GÖRÜNTÜLÜ

Nusaybin’de insanlık suçu işleniyor

Mardin Tabip Odası Başkanı Dr. Zeki Uzun, Nusaybin’de evlerin cenazelerin üzerine yıkılmasına tepki göstererek, yaşanan durumun etik ve sağlık açısından skandal olduğuna dikkat çekti.

 

Nusaybin’de aylarca devam eden devlet güçlerinin saldırıları sırasında yaşamını yitiren sivil insanların ve YPS’lilerin cenazeleri halen yasak ve yıkımın sürdüğü mahallerden bulunuyor. Abdulkadirpaşa, Fırat, Dicle, Yenişehir mahallelerinin olduğu çok sayıda mahallede yasak ve yıkımı sürdüren devlet güçleri mahallelerde kalan cenazelerin çıkartılmasına izin vermezken, evler cenazelerin üzerine yıkılıyor.

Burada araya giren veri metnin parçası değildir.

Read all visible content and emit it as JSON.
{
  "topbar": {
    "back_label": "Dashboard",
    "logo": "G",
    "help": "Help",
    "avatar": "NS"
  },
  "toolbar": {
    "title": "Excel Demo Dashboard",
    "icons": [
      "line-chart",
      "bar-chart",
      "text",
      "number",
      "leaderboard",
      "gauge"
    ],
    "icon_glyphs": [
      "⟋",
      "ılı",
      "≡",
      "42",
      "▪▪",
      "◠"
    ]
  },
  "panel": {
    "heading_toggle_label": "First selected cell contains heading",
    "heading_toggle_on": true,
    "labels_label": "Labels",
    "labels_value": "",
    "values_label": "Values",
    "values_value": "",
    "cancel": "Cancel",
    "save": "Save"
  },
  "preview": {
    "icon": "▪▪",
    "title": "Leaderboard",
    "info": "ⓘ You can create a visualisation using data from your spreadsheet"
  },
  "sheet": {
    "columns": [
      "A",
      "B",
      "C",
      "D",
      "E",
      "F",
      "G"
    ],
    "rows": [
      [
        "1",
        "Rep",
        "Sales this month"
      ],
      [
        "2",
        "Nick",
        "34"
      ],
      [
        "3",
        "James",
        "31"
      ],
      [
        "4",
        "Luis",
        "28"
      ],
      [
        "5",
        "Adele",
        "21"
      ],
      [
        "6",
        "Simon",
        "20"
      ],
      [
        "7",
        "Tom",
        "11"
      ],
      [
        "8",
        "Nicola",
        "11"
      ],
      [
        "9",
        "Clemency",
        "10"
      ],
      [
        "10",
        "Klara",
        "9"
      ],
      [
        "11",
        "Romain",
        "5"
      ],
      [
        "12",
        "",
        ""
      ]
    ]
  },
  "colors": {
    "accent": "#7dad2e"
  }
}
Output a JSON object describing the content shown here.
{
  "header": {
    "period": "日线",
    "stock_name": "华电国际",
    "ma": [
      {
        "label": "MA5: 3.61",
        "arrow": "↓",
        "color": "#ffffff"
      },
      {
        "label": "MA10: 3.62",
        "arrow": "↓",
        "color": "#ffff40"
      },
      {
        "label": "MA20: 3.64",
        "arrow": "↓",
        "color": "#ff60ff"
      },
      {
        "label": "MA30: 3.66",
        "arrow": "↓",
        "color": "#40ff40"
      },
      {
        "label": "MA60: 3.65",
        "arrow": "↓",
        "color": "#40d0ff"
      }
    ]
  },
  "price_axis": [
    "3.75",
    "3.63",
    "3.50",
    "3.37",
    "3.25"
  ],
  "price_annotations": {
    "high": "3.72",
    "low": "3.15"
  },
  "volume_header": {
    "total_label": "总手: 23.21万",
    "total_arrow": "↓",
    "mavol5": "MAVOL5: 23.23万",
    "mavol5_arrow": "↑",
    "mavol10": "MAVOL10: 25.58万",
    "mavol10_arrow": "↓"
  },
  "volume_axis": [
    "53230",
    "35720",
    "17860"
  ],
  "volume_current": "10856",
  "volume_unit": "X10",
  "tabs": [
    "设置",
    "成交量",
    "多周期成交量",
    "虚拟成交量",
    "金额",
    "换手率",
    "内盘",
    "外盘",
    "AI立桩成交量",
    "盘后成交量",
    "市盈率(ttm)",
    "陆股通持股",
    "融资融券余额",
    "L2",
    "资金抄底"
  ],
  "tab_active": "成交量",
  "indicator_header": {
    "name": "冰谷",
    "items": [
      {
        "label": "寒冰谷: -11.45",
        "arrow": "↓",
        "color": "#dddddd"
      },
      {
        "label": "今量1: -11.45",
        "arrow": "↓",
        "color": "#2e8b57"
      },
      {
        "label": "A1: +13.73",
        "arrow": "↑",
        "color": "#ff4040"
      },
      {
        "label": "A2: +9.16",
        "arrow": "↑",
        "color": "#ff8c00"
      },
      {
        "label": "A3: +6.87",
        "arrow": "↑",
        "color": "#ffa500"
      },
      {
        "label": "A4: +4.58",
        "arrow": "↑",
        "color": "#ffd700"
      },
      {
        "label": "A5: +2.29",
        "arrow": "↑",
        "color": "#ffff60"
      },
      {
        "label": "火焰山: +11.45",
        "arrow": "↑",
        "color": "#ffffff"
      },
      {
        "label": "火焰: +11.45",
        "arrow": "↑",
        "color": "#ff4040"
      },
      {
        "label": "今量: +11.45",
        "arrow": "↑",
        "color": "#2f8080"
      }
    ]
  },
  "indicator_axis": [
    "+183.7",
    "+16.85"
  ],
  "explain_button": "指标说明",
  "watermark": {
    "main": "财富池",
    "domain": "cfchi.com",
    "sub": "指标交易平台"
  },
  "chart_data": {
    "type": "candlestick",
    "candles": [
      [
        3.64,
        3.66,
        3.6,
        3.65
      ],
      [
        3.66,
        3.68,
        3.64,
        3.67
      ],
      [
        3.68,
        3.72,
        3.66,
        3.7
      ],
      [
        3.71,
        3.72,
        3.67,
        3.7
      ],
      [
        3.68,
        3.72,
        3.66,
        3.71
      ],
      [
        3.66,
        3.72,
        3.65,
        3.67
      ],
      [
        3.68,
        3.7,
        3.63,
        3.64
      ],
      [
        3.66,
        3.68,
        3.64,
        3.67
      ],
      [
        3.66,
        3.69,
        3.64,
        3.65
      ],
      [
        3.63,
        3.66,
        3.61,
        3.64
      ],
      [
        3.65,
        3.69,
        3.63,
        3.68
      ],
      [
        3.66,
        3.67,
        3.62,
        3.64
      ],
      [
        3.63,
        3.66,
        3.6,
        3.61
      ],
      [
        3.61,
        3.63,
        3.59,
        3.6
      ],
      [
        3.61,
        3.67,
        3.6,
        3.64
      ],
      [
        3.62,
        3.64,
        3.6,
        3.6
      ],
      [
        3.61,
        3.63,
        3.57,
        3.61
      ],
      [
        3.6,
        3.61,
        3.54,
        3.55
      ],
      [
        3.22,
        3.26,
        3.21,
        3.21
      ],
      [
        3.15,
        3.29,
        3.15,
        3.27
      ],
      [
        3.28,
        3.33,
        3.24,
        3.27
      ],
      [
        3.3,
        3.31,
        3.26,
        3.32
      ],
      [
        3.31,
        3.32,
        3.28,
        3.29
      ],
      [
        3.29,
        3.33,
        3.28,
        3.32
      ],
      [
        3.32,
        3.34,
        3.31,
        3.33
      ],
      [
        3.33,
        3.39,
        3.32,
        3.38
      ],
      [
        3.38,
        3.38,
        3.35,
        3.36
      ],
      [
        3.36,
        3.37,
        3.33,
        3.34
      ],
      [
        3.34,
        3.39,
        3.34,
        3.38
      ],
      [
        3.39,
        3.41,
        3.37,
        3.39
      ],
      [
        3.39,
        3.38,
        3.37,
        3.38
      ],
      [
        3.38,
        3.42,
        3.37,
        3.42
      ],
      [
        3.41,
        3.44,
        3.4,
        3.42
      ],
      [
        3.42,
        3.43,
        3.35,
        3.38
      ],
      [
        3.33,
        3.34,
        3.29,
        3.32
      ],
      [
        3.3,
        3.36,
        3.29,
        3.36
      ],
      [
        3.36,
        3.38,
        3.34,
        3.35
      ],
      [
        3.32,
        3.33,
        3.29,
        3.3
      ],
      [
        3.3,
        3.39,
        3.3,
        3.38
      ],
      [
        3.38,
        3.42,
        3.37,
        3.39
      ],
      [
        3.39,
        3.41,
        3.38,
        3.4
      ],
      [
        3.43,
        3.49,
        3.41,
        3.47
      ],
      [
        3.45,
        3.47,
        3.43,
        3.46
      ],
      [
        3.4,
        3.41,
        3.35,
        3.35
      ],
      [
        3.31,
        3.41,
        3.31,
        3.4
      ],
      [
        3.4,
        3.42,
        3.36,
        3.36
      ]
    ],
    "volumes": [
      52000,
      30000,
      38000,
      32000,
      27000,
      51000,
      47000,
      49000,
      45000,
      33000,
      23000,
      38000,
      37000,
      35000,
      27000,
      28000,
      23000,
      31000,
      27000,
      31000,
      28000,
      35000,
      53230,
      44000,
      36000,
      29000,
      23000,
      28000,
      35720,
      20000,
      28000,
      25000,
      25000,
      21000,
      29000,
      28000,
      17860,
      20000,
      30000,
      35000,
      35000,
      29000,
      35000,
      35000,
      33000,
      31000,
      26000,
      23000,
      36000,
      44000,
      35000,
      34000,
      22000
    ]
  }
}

Fırat mahallesinde 16 Ocak günü yıkımlar sırasında enkazın altında bir kişinin cenazesi daha bulundu. 

Nusaybin’deki mahallelerde kalan cenazelerin çıkartılması için haftalardır yapılan tüm çağrılara rağmen devlet güçleri cenazelerin çıkartılmasına izin vermiyor ve evleri cenazelerin üzerine yıkmayı sürdürüyor. 

Nusaybin’deki durumu yakından takip eden, Mardin Tabip Odası Başkanı Dr. Zeki Uzun, cenazelerin üzerine evlerin yıkılmasını ‘skandal’ olarak nitelerken, Nusaybin’de binlerce kişinin büyük sağlık riski altında olduğu uyarısında bulundu. 

‘NUSAYBİN HALKI RİSK ALTINDA’

Nusaybin’de aylarca devlet güçleri tarafından gerçekleştirilen bombardımanın kentin üst yapısı kadar alt yapısını da tahrip ettiğini belirten Dr. Zeki Uzun şunları aktardı: “Böylesi durumlarda kanalizasyon suları ile içme suları birbirine karışıyor. Bu büyük bir sağlık riskine yol açıyor. Nusaybin’de bulaşıcı hastalıklar ve ciddi sağlık sorunları baş gösteriyor. Yıkımın yol açtığı göç sorunu da beraberinde ciddi sağlık sorunları getiriyor. Göç nedeniyle çocuklara aşı yapılamıyor, gebe aşıları yapılamıyor. Bu neden Nusaybin’de yüzlerce çocuk ilerde ortaya çıkacak ciddi hastalık riski ile doğuyor.” 

‘SAĞLIK HİZMETİ VEREMİYORUZ’

Nusaybin’de sağlık hizmeti veremediklerini belirten Dr. Uzun “Barış ve sağlık iç içe konular. Nusaybin’deki savaş koşulları nedeniyle oraya sağlık hizmeti götüremiyoruz. Nusaybin’de; ölü doğum oranları yükseliyor, düşükler meydana geliyor, psikodinamikler bozuluyor. Nusaybin’de insan sağlığına erişim konusu imkansız hale geldi” diye konuştu. 

Temel amaçlarının Nusaybin’de sağlık alanına erişim olduğunu kaydeden Dr. Uzun, Türk devlet güçlerinin Nusaybin’de insan sağlığını tehdit eden koşulları sona erdirmesini istedi.

NUSAYBİN’DE ÖLÜM, GÖÇ VE YIKIM BİLANÇOSU

Nusaybin’de bombardıman ve ardından yaşanan yıkım nedeniyle ortaya çıkan ölüm, göç ve yıkım bilançosunu da paylaşan Dr. Uzun şu bilgileri verdi:

“Abdulkadir Paşa, Fırat, Dicle, Zeynel Abidin mahallelerinde 12 bin 380 aile toplamda 70 bin civarında insan göç etmek zorunda kaldı. Yine bu beş mahallede 12 bin ev ve işyerinden 9 bini yıkıldı. Toplam yaralı sayısı binin üzerinde. Ölenlerin sayısı asker-polis ve siviller düşünüldüğünde üç yüz ile beş yüz arasında değişiyor.” 

‘CENAZELERİN ALINMASINA İZİN VERMEMEK İNSANLIK SUÇUDUR’

Dr. Uzun, Nusaybin’de yıkımın sürdüğü mahallelerde kalan cenazelerin devlet güçleri tarafından alınmasının engellenmesini ‘insani, etik skandal’ olarak değerlendirdi. Devlet güçlerinin yıkım yaparak insanlık suçu işlediğini belirten Dr. Uzun, “Bu yetmez gibi bir de cenazelerin alınmasına izin verilmiyor ve evler cenazelerin üzerine yıkılıyor. Devlet bu insanlık suçuna derhal son vermelidir” dedi.